Level and its Authority

In video games, experience is a factor that has great influence in the status of a player. A newcomer (most commonly called a noob – the famous slang term for a novice) is a player that is portrayed as inexperienced, weak and/or irrelevant.

Players with a higher level tend to react in different ways towards them. Some despise the noobs, others feel pity for them and want to help them increasing their experience levels. They are often seen as the runt of the pack.
There was obviously a time when these high-level players were also noobs, but their experience level reflects their investment on the game and respect is earned almost automatically.

You now could ask: “Well, this makes sense, doesn’t it? High-level players spent more time in the game toning their skills, gaining experience and becoming overall better players, than those who are just beginning the game. It seems fair that they get the well-deserved recognition, right?”

Yes, that can be the case. However, in some games, it is not rare that a noob is actually a better player than a veteran, but the latter is admired and revered, while the noob is simply perceived as weak and inexperienced.

But let’s make a simple mental exercise!

Imagine you have just bought that awesome online game everyone is talking about. The first time you connect, after a minute of exploration, you find two players. You are controlling a level 1 character and the other players control level 15 and level 56 characters, respectively. Curious as you are, you decide to ask for some tips on how to be a better player.

Who would you go to? On a first look, between the level 15 and the level 56 characters, who do you think is the better player?

Most people, if not all, would go to the level 56 character. But what if the level 15 has played and mastered all other 63 similar games before, while the level 56 is that player’s first approach to online games?

If we could strip away all bonuses that are often associated to character levels – such as special moves, utility skills and/or powerful spells – we would have a character level that would serve just as an indicator of time (read progress) spent in that specific game.

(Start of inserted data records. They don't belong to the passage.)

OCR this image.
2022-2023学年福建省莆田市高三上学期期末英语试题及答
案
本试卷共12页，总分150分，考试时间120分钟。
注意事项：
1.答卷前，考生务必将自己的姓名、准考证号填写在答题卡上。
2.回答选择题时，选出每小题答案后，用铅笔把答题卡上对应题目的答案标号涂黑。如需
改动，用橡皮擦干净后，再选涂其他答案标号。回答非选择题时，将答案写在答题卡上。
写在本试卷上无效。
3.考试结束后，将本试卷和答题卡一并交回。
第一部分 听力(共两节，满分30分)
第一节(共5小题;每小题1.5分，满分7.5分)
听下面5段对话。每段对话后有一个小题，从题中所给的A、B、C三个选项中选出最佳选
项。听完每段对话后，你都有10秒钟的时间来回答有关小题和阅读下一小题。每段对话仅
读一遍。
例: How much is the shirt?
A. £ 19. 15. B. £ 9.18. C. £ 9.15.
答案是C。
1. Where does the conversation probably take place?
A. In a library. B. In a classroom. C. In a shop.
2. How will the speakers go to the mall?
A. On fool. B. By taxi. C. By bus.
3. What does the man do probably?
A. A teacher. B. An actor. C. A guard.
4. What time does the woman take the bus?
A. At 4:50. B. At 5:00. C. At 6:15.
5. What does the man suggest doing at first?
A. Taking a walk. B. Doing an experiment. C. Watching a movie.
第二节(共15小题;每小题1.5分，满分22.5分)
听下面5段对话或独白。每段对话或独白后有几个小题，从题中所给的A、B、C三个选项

Considering this, who would be the best player?

So the level doesn’t matter? We wouldn’t say that! We just wanted you to understand that despite your intrinsic skills (please note: not character skills), that you have accumulated throughout all your gaming experiences, you will still have to work through the character levels on every game you play to achieve the recognition some veterans get.

Unless of course, you have built a following in another games and you are easily recognized. In this case your past experience influences your status in the game.

Basically speaking, your character level works like a certificate that helps proving that you possess the skills.

In comparison to real life, character levels are a bit like our age. Older people are often seen as wisest, but does that apply to everyone? Think about it!

The gamified approach to levels

It works similarly in the gamification process. People will look at you in different ways depending on the level you are at.

However, gamification gives you the possibility of bending this notion a bit. Contrarily to what happens with a completely inexperienced person, if you already have a set of skills on a specific area, you will not need to start from scratch when you want to improve your knowledge on that area.

Let’s imagine you decide to play the game of carpentry and you already know a bit of the trade. If instead of building a shelf, you chose to build a chair that looks more like a magnificent throne, in the moment another person looks at your chair, they will automatically be in awe of your skills.

Despite being a noob in the game, your skills will be automatically acknowledged. Take that videogames!